This way you would trade in a null-byte-terminated variable length string for es...

selfhoster11 · on March 5, 2021

Unicode does variable length bit strings too, so I'm not a visionary or anything. It would be safer for no other reason than that such a pattern could only occur at the start of the string, with zero special handling, while a null could occur anywhere in a zero-terminated string.

pertymcpert · on March 4, 2021

This is just the LEB128 format, which is used commonly used and I don't think there's any serious problems with it.

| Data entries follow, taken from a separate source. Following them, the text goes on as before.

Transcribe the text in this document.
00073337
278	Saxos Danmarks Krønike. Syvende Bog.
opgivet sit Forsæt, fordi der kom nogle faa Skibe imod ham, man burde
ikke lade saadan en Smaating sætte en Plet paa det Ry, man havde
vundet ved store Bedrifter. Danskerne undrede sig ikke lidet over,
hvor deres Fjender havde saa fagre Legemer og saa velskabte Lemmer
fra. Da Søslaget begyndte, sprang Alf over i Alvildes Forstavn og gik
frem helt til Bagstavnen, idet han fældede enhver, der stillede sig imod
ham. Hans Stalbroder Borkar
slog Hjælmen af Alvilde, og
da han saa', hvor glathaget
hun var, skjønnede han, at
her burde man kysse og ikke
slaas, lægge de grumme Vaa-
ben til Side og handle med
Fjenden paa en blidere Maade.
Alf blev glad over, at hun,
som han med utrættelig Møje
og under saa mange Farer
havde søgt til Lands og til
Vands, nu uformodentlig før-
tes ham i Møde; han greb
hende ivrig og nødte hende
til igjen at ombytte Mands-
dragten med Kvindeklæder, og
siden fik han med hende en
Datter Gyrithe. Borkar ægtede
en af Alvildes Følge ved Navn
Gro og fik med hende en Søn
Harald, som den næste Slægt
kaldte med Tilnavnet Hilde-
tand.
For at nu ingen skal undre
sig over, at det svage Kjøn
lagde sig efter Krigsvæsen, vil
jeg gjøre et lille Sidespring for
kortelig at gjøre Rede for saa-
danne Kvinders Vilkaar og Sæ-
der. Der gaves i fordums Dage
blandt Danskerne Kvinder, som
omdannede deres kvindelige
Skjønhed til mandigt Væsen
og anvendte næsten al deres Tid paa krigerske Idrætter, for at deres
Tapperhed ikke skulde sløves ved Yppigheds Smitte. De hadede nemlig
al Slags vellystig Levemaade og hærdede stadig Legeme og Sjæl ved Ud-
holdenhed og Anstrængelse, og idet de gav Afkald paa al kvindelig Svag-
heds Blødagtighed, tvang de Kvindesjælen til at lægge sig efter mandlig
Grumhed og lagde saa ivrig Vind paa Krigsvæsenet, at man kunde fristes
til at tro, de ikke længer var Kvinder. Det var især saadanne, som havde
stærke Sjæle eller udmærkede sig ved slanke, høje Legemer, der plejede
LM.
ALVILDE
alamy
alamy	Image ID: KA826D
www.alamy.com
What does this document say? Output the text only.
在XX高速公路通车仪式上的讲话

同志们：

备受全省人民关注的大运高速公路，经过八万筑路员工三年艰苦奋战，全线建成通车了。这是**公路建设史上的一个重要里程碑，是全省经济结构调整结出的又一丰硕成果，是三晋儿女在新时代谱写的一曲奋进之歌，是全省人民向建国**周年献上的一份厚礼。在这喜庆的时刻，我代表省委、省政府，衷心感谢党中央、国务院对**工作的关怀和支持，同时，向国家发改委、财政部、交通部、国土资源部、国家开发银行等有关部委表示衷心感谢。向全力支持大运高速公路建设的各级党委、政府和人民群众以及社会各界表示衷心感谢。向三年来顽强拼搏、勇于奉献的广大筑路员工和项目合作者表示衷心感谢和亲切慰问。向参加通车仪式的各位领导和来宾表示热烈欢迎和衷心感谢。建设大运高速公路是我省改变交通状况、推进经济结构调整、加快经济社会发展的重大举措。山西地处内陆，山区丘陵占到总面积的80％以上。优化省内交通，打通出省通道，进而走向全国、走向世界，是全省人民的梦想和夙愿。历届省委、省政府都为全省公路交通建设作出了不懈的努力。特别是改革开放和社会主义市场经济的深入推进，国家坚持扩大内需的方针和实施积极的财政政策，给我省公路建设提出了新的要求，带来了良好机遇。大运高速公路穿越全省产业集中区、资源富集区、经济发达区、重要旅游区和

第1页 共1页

selfhoster11 · on March 5, 2021

Interesting. Thank you for sharing this!

ascar · on March 4, 2021

At least you don't have (obvious) performance problems with it, because you will effectively never need more than 9 (usually 2 or 3) of these bytes.

But sure on modern 64 bit systems just using a 64 bit integer makes much more sense. On a small embedded 8 bit oder 16 bit microcontroller it might make sense.

selfhoster11 · on March 5, 2021

You are correct, I was trying to show that such a scheme was practical even in the early 1980s when zero-termination was beginning to dominate. This could well be used on 64-bit systems (just with a larger word size than a byte), though the utility of such a thing is questionable.

konjin · on March 5, 2021

In a toy language I once wrote I got around that by encoding binary values as quaternary values and using a ternary system on top of that with a termination character: 11 = 1; 01 = 0; 00 = end; 10 was unused.

Having truly unbounded integers was rather fun. Of course performance was abysmal.